The baby arrived with his father who is a refugee living in Cyprus. The doctors addressed the infant’s rare congenital defect — hypoplastic left heart syndrome — which is fatal if not repaired. This condition results in the left side of the heart failing to develop properly.
This is the first of this baby’s three surgeries that will be needed, according to Israel doctors who are observing his recovery at Sheba’s children’s hospital. The second will take place in six months and the third when the baby turns two. The family will return to Israel for the follow-up surgeries.

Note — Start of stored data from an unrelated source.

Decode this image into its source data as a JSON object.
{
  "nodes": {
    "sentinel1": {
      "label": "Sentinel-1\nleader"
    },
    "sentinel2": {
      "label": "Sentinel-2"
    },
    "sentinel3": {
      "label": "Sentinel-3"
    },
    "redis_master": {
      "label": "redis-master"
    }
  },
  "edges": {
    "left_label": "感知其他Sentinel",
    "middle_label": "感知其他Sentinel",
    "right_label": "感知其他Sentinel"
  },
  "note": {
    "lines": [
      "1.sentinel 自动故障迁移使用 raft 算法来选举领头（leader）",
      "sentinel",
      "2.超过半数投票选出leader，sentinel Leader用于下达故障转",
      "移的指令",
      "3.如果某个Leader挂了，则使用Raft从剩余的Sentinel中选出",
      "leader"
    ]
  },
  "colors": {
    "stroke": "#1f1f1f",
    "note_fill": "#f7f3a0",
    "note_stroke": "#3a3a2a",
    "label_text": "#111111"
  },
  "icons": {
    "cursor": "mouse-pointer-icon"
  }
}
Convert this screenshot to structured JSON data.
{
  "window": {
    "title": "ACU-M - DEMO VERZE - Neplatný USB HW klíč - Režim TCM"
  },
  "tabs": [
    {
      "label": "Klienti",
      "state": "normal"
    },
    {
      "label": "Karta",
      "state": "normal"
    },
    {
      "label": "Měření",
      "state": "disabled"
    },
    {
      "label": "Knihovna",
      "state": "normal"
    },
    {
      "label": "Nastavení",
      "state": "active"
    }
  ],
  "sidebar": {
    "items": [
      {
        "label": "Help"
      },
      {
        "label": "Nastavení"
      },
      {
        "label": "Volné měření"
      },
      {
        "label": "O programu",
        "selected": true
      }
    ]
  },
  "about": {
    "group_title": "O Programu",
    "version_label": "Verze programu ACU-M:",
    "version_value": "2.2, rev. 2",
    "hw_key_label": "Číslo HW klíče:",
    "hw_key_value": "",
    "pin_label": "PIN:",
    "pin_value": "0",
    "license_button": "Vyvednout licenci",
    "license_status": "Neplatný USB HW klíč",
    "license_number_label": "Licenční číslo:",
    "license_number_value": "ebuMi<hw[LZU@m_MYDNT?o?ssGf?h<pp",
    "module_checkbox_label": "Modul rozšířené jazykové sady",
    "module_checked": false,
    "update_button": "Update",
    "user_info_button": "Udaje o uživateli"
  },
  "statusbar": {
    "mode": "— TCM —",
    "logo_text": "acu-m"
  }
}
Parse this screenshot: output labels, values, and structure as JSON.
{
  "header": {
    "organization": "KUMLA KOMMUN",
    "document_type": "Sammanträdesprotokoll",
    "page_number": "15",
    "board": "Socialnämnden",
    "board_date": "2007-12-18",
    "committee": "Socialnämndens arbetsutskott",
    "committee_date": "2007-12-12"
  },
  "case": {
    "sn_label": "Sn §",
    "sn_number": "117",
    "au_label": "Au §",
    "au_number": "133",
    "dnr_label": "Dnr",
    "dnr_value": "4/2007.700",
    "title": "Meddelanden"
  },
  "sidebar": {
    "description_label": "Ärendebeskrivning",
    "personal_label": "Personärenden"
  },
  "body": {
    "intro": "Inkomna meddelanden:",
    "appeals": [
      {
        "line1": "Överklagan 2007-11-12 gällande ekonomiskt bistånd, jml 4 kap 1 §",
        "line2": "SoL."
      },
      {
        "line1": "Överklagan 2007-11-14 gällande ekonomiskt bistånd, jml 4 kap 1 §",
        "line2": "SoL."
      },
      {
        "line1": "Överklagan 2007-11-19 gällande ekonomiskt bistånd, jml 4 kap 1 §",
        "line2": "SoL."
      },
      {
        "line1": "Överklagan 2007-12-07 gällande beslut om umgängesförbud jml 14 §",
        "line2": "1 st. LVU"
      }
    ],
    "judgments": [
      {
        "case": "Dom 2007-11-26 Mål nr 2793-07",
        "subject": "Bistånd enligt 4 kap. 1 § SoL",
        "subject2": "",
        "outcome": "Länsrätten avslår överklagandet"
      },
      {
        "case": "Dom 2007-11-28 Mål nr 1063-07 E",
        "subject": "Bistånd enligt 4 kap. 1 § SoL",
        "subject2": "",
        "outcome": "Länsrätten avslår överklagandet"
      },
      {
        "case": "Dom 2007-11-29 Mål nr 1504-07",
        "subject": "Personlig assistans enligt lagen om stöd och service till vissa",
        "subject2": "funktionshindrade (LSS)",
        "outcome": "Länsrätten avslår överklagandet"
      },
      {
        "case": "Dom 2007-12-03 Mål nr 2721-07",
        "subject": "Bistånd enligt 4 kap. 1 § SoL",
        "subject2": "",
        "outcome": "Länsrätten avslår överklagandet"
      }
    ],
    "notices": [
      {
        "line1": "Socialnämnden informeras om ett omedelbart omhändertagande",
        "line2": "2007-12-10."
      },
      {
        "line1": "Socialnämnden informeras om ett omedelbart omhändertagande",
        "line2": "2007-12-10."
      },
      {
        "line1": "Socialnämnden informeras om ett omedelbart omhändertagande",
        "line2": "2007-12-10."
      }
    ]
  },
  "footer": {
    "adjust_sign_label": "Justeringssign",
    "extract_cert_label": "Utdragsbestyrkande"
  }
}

“The first procedure is always the most difficult. We have experience in doing the Norwood procedure on a number of children who come from throughout the region,” said Dr. Alain Serraf, head of the International Congenital Heart Center at Sheba. “If everything goes according to plan, the child can have a normal lifestyle.”
Sheba’s spokesperson said the boy’s father thanked Cyprus and Israel for coordinating the emergency surgery.
“I feel much more relieved and have complete faith in Sheba’s medical staff for all of the help they are giving my child,” he said.
Surgeries such as this are not new. Israel has a system for receiving children from developing nations — even countries that have no official ties with Israel — who need life-saving heart surgery. For many years, there was a field hospital set up in northern Israel just for the purpose of treating Syrians wounded in their civil war.